Lots of fiddling went on with this recipe (apologies to Reader X and her Oma), but the multiple attempts were worth it. Macerated apples keep the interior from getting gooey with leaked moisture and buttermilk improves both the texture and the overall structure, helping keep the apples from sinking too far into the cake (the advantages of acidic batter donchaknow). The result is a dense but still light and buttery cake with firm-tender apples. Begin by lining a 10″ springform pan with parchment paper and preheating your oven to 375 degrees Fahrenheit. Now zest a lemon…
…and squeeze the juice into a large bowl.
Peel and core two pounds of apples (4-5 of them) according to the tutorial on the subject. Arrange some of the halves in a 10″ springform pan. This will give you a sense for how many of the halves you’ll need for the top.
Slice the halves you aren’t using …you’ll include them in the center of the cake. I should add that if you don’t like the idea of entire halves, you can just slice all the apples and arrange slices decoratively on top.
Put all the apple pieces in the bowl with the lemon juice and pour in about three ounces (1/3 cup) of the sugar. There’s that Trudeau silicone bowl again…I do love it so…and yes, that was a plug (but a truthful plug).
Stir the mixture up and let it sit for an hour. What will this do? It will draw out some of the water from the apples without collapsing the apple flesh. I want it to leech out here versus in the cake where it will make the crumb gooey. Some people like a custardy inside. If so, skip this step.
Meanwhile, get your mix together. Sift the flour into a large bowl…
…add the salt and leavening and whisk it together.
Next combine the eggs and vanilla in a bowl. Stir them a little with a fork.

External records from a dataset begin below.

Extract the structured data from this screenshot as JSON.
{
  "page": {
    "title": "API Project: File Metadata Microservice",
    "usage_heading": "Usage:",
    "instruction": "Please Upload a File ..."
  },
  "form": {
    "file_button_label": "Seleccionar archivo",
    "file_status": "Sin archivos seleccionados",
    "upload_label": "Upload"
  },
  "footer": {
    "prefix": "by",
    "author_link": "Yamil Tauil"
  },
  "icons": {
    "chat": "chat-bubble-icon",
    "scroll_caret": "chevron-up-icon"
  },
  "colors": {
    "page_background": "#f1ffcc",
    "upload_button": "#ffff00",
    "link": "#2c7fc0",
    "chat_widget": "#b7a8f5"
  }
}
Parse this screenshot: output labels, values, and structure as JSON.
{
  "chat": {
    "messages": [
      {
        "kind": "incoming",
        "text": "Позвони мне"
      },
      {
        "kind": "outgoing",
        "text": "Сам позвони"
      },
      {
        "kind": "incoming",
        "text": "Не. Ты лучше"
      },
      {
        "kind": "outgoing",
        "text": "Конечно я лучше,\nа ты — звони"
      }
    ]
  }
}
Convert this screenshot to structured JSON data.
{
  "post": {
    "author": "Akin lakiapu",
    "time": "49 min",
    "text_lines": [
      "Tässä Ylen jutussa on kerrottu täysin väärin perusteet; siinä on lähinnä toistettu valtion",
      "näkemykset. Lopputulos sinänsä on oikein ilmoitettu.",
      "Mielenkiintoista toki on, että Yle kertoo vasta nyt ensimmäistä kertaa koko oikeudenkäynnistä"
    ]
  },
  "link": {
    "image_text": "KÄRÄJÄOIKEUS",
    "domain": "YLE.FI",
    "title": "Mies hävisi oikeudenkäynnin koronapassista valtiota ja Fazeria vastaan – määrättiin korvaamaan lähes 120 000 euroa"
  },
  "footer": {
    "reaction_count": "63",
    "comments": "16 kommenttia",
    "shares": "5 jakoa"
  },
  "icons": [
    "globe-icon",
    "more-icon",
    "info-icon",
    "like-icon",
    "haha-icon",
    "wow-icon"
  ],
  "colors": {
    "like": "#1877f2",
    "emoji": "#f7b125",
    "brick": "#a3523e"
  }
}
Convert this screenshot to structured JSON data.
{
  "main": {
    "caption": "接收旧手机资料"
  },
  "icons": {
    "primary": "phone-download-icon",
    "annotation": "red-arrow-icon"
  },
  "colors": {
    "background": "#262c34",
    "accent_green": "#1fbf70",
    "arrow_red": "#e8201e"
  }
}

Beat the softened butter and the sugar in the bowl of a mixer fitted with the paddle (beater).
Cream the mixture until it’s fluffy and light in color, then add in the egg mixture.
When those are combined add the lemon zest and the flour mixture.
Don’t forget to scrape that bowl from time to time.
Add the milk and buttermilk…
…and scrape some more. Stir any dry bits together, but definitely don’t beat the batter very much more. Do it slowly, just until all the dry ingredients are gone. Or at least mostly gone.
When you’re satisfied that things are pretty well combined, scrape half the batter into the prepared pan. Lay on any apple slices (or half the apple slices if you’re going with a sliced presentation).
Scrape on the rest of the batter and spread it around.
Before you lay in the apple halves, score the tops. Make several parallel slices into the apple, about half an inch deep. This is mostly decorative, but also helps the apples take in the glaze (as you’ll see).
Arrange the scored apples on the top and insert the pan into the oven.
Bake about an hour, until deeply tanned. Cool it on a rack.
Meanwhile, back to the apple bowl. It will have some sweetened apple syrup in it. Be a shame to waste it, don’t you think?
Strain it into a small saucepan and put the pan over medium-high heat. Depending on how much you have, you may want to add a few tablespoons of sugar to ensure the mixture does’t boil away to nothing. You want a few tablespoons of thick syrup.
Shine up the apples with. Keep applying whatever you have until it’s all gone (it’ll soak into those grooves).
Once the cake is cool, slip a spatula underneath (under the parchment), carefully raise up the edge and slide a cake circle under it.
And you’re ready to go. This one was headed to a church fair, but a plastic dome also helps keep busy fingers out. Nice try, Joan!